三颗火球接连击中磁铁矿石。高温将矿石表面烧得赤红,但内部结构未被破坏。火球的能量被矿石吸收、分散,威力大减。
赤狼愣住了。它没想到猎物还有这种手段。
而李明抓住了这一瞬间的错愕。他从矿石后冲出,不是冲向赤狼,而是冲向厂房的承重柱。匕首挥舞,不是攻击柱子,而是切割柱子上几根锈蚀的钢筋。
“断!”
钢筋断裂,承重柱发出不堪重负的呻吟。李明毫不停留,冲向第二根、第三根柱子。
赤狼意识到他要做什么,怒吼着冲来。但晚了。
“轰隆——”
厂房屋顶塌陷。大块的水泥板、钢梁、瓦片如雨落下,将赤狼淹没。烟尘冲天而起,遮蔽了视线。
李明早在屋顶坍塌前就冲到了安全区域。他背靠墙壁,剧烈喘息,左肩的伤口火辣辣地疼,内气几乎耗尽,精神力也因过度使用而刺痛。
但他不敢放松,感知紧紧锁定废墟中心。
烟尘渐渐散去。废墟中,赤狼的身影缓缓站起。它受伤了,很重。一条后腿被水泥板砸断,以诡异的角度扭曲;身上多处伤口,鲜血染红了赤红的毛发;最严重的是背部,一根钢梁刺入,几乎贯穿。
但它还活着。妖兽的生命力强得可怕。
赤狼的眼睛死死盯着李明,那眼神中的仇恨和暴戾几乎化为实质。它张嘴,想要再次喷吐火球,但只咳出几口鲜血,火球在口中闪烁一下就熄灭了。
它已无力再战。
李明也无力再战。但他还有最后的底牌。
他从怀中取出老猫给的静心佩,握在手心。玉佩温凉,内部蓝色的光晕流转。他犹豫了一瞬——这是保命的东西,用在这里值得吗?
但看着赤狼眼中不死不休的仇恨,他知道,必须彻底解决这个威胁。
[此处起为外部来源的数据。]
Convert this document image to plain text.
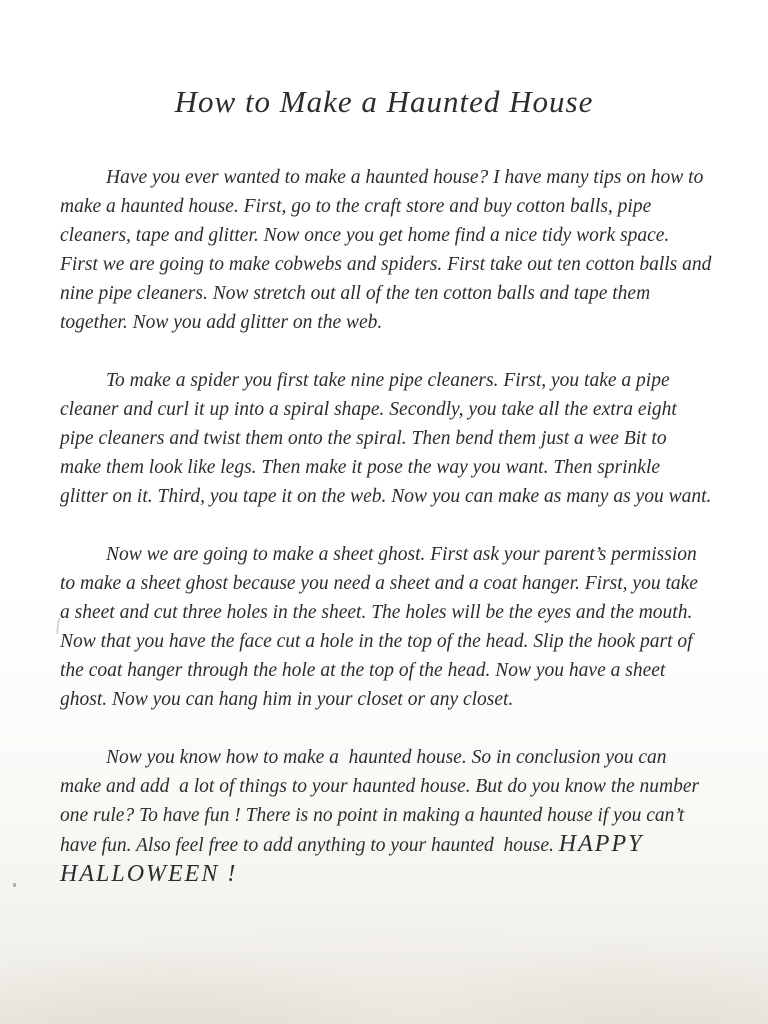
How to Make a Haunted House

Have you ever wanted to make a haunted house? I have many tips on how to make a haunted house. First, go to the craft store and buy cotton balls, pipe cleaners, tape and glitter. Now once you get home find a nice tidy work space. First we are going to make cobwebs and spiders. First take out ten cotton balls and nine pipe cleaners. Now stretch out all of the ten cotton balls and tape them together. Now you add glitter on the web.

To make a spider you first take nine pipe cleaners. First, you take a pipe cleaner and curl it up into a spiral shape. Secondly, you take all the extra eight pipe cleaners and twist them onto the spiral. Then bend them just a wee Bit to make them look like legs. Then make it pose the way you want. Then sprinkle glitter on it. Third, you tape it on the web. Now you can make as many as you want.

Now we are going to make a sheet ghost. First ask your parent’s permission to make a sheet ghost because you need a sheet and a coat hanger. First, you take a sheet and cut three holes in the sheet. The holes will be the eyes and the mouth. Now that you have the face cut a hole in the top of the head. Slip the hook part of the coat hanger through the hole at the top of the head. Now you have a sheet ghost. Now you can hang him in your closet or any closet.

Now you know how to make a  haunted house. So in conclusion you can make and add  a lot of things to your haunted house. But do you know the number one rule? To have fun ! There is no point in making a haunted house if you can’t have fun. Also feel free to add anything to your haunted  house. HAPPY HALLOWEEN !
否则即使他逃走,赤狼也会养好伤继续追杀,甚至可能迁怒客车上的乘客。
“抱歉,你要吃我,我要自保。”李明低声说,然后捏碎了玉佩。
没有惊天动地的声势,只有一道淡淡的蓝色光晕以他为中心扩散开来,扫过废墟,扫过赤狼。光晕所过之处,一切都安静下来。
赤狼眼中的凶光渐渐淡去,取而代之的是一种茫然,然后变成平静,最后是深深的疲惫。它看了李明最后一眼,那眼神复杂,有不甘,有释然,还有一丝……感激?
然后,它倒下了,气息彻底消散。
蓝色光晕也渐渐淡去。李明感觉到,玉佩中封印的是老猫的一丝本源之力,有净化、安魂的效果。赤狼是被这力量净化了暴戾的妖性,回归了自然。
他走到赤狼尸体旁,沉默片刻,伸手合上了它的眼睛。然后从它额头取下了那撮银白色的毛——这是妖兽身上最有价值的部分,蕴含了它的本源精华。
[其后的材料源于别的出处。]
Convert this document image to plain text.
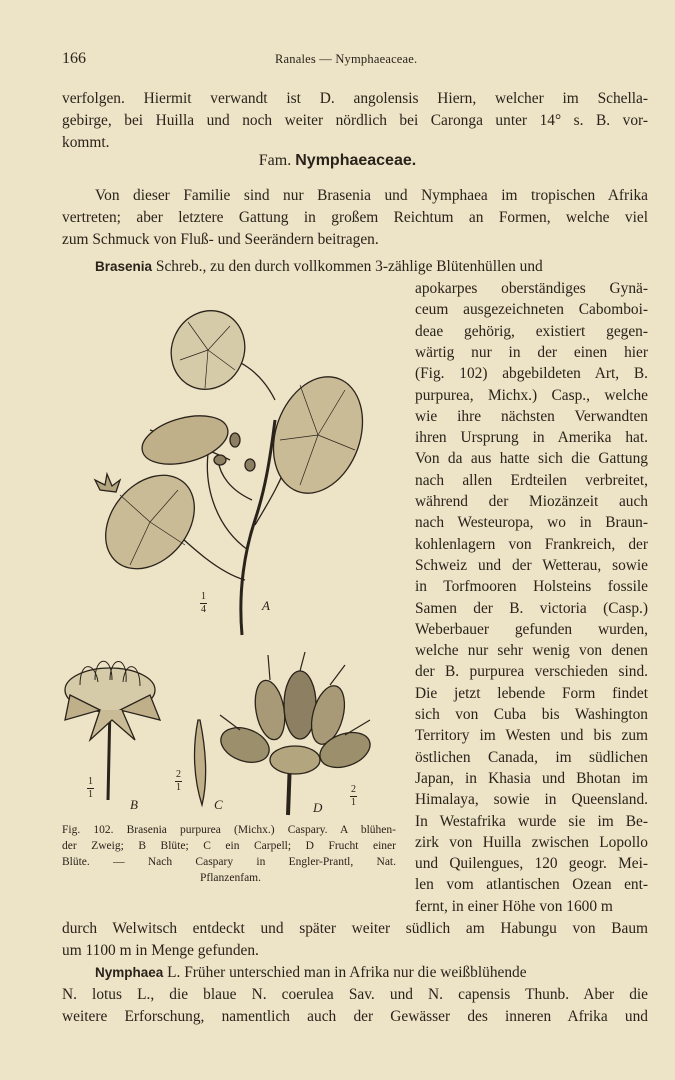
166	Ranales — Nymphaeaceae.
verfolgen. Hiermit verwandt ist D. angolensis Hiern, welcher im Schella-
gebirge, bei Huilla und noch weiter nördlich bei Caronga unter 14° s. B. vor-
kommt.
Fam. Nymphaeaceae.
Von dieser Familie sind nur Brasenia und Nymphaea im tropischen Afrika
vertreten; aber letztere Gattung in großem Reichtum an Formen, welche viel
zum Schmuck von Fluß- und Seerändern beitragen.
Brasenia Schreb., zu den durch vollkommen 3-zählige Blütenhüllen und
apokarpes oberständiges Gynä-
ceum ausgezeichneten Cabomboi-
deae gehörig, existiert gegen-
wärtig nur in der einen hier
(Fig. 102) abgebildeten Art, B.
purpurea, Michx.) Casp., welche
wie ihre nächsten Verwandten
ihren Ursprung in Amerika hat.
Von da aus hatte sich die Gattung
nach allen Erdteilen verbreitet,
während der Miozänzeit auch
nach Westeuropa, wo in Braun-
kohlenlagern von Frankreich, der
Schweiz und der Wetterau, sowie
in Torfmooren Holsteins fossile
Samen der B. victoria (Casp.)
Weberbauer gefunden wurden,
welche nur sehr wenig von denen
der B. purpurea verschieden sind.
Die jetzt lebende Form findet
sich von Cuba bis Washington
Territory im Westen und bis zum
östlichen Canada, im südlichen
Japan, in Khasia und Bhotan im
Himalaya, sowie in Queensland.
In Westafrika wurde sie im Be-
zirk von Huilla zwischen Lopollo
und Quilengues, 120 geogr. Mei-
len vom atlantischen Ozean ent-
fernt, in einer Höhe von 1600 m
durch Welwitsch entdeckt und später weiter südlich am Habungu von Baum
um 1100 m in Menge gefunden.
Nymphaea L. Früher unterschied man in Afrika nur die weißblühende
N. lotus L., die blaue N. coerulea Sav. und N. capensis Thunb. Aber die
weitere Erforschung, namentlich auch der Gewässer des inneren Afrika und
A
B	C	D
1
4
1
1
2
1	2
1
Fig. 102. Brasenia purpurea (Michx.) Caspary. A blühen-
der Zweig; B Blüte; C ein Carpell; D Frucht einer
Blüte. — Nach Caspary in Engler-Prantl, Nat.
Pflanzenfam.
做完这些,他支撑不住,跌坐在地。战斗只持续了不到十分钟,但每一秒都在生死边缘游走。他赢了,但也付出了代价:左肩伤口需要处理,内气耗尽,精神力透支,还浪费了老猫给的保命玉佩。
但收获也大。第一次实战,面对比自己强大的妖兽,靠智慧和准备获胜。这种经验,是任何修炼都无法替代的。
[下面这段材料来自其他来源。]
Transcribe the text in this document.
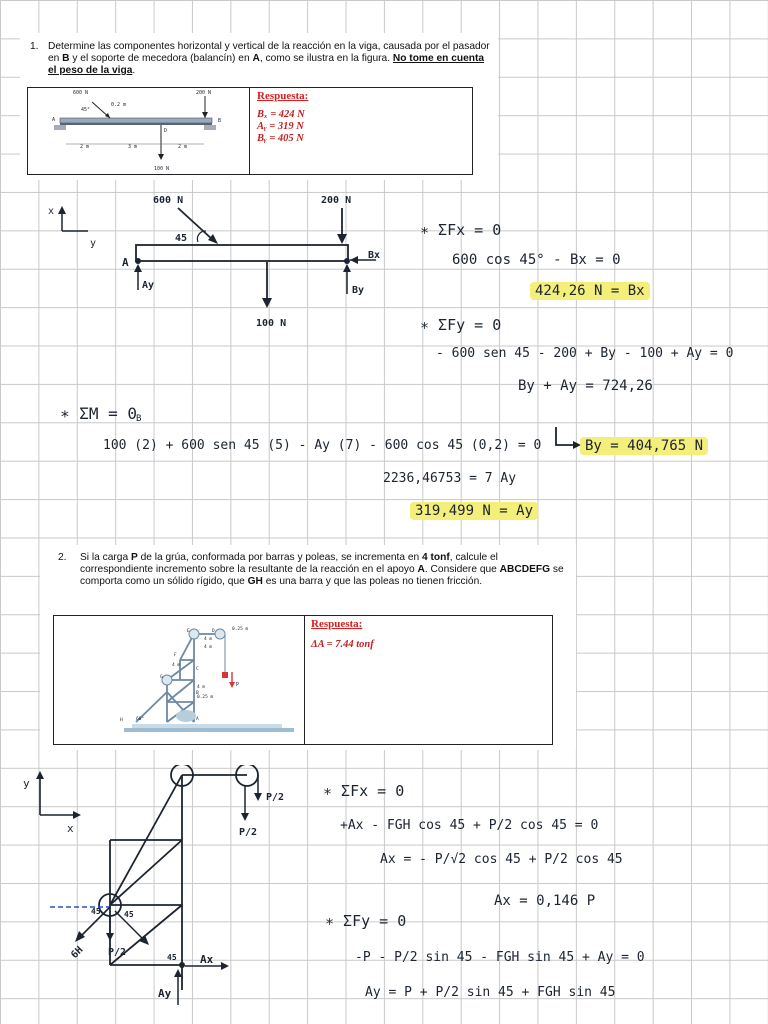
1. Determine las componentes horizontal y vertical de la reacción en la viga, causada por el pasador en B y el soporte de mecedora (balancín) en A, como se ilustra en la figura. No tome en cuenta el peso de la viga.
600 N	200 N
45°
0.2 m
A	B
D
2 m	3 m	2 m
100 N
Respuesta:
Bₓ = 424 N
Aᵧ = 319 N
Bᵧ = 405 N
x
y
600 N
45
200 N
Bx
A
Ay	By
100 N
∗ ΣFx = 0
600 cos 45° - Bx = 0
424,26 N = Bx
∗ ΣFy = 0
- 600 sen 45 - 200 + By - 100 + Ay = 0
By + Ay = 724,26
∗ ΣM = 0
B
100 (2) + 600 sen 45 (5) - Ay (7) - 600 cos 45 (0,2) = 0	By = 404,765 N
2236,46753 = 7 Ay
319,499 N = Ay
2. Si la carga P de la grúa, conformada por barras y poleas, se incrementa en 4 tonf, calcule el correspondiente incremento sobre la resultante de la reacción en el apoyo A. Considere que ABCDEFG se comporta como un sólido rígido, que GH es una barra y que las poleas no tienen fricción.
0.25 m
4 m
4 m
4 m
4 m
0.25 m
C
B
A
H
G
E
F
D
P
60°
Respuesta:
ΔA = 7.44 tonf
y
x
P/2
P/2
6H
45	45
P/2	45 Ax
Ay
∗ ΣFx = 0
+Ax - FGH cos 45 + P/2 cos 45 = 0
Ax = - P/√2 cos 45 + P/2 cos 45
Ax = 0,146 P
∗ ΣFy = 0
-P - P/2 sin 45 - FGH sin 45 + Ay = 0
Ay = P + P/2 sin 45 + FGH sin 45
更重要的是,他验证了自己的能力。控物、阵法、地脉沟通、临场应变……这些在秘境中学习的技巧,在生死战斗中融会贯通,真正变成了自己的东西。
休息了十分钟,李明勉强起身,处理伤口。他从行囊中取出秘境带出的疗伤药草,嚼碎敷在伤口上,又服用了一颗益气丹(也是秘境所炼),内气缓缓恢复。
做完这些,他走出厂房。乘客们还躲在各个角落,瑟瑟发抖。看到他出来,而且活着,都露出劫后余生的表情。
“那、那怪物……”司机颤抖着问。
“死了。”李明简单说,“车还能开吗?”
司机检查了一下客车,除了外表狼狈,主要部件没问题。“能、能开。”
“那就走吧,离开这里。”
乘客们互相搀扶着上车。没有人问刚才发生了什么,没有人问李明是怎么做到的。在生死边缘走了一遭后,有些事不知道反而更好。
客车重新上路,比之前开得更快,像是要逃离这个噩梦之地。李明坐在最后一排,闭着眼睛,消化着这次战斗的收获。
他意识到,自己的实战经验太欠缺了。控物术不够精准,阵法启动太慢,对敌时犹豫不决。如果不是赤狼轻敌,如果不是运气好,死的可能就是他了。
而且,妖兽的出现提醒了他:这个世界远比他想象的复杂危险。观察者只是威胁之一,野外还有各种未知的存在。以他现在的实力,独自远行太过冒险。
他需要同伴,需要指导,需要更系统的战斗训练。
客车在下一个县城停下,乘客们纷纷下车,准备换乘或休息。李明也下了车,但他不准备继续向南了。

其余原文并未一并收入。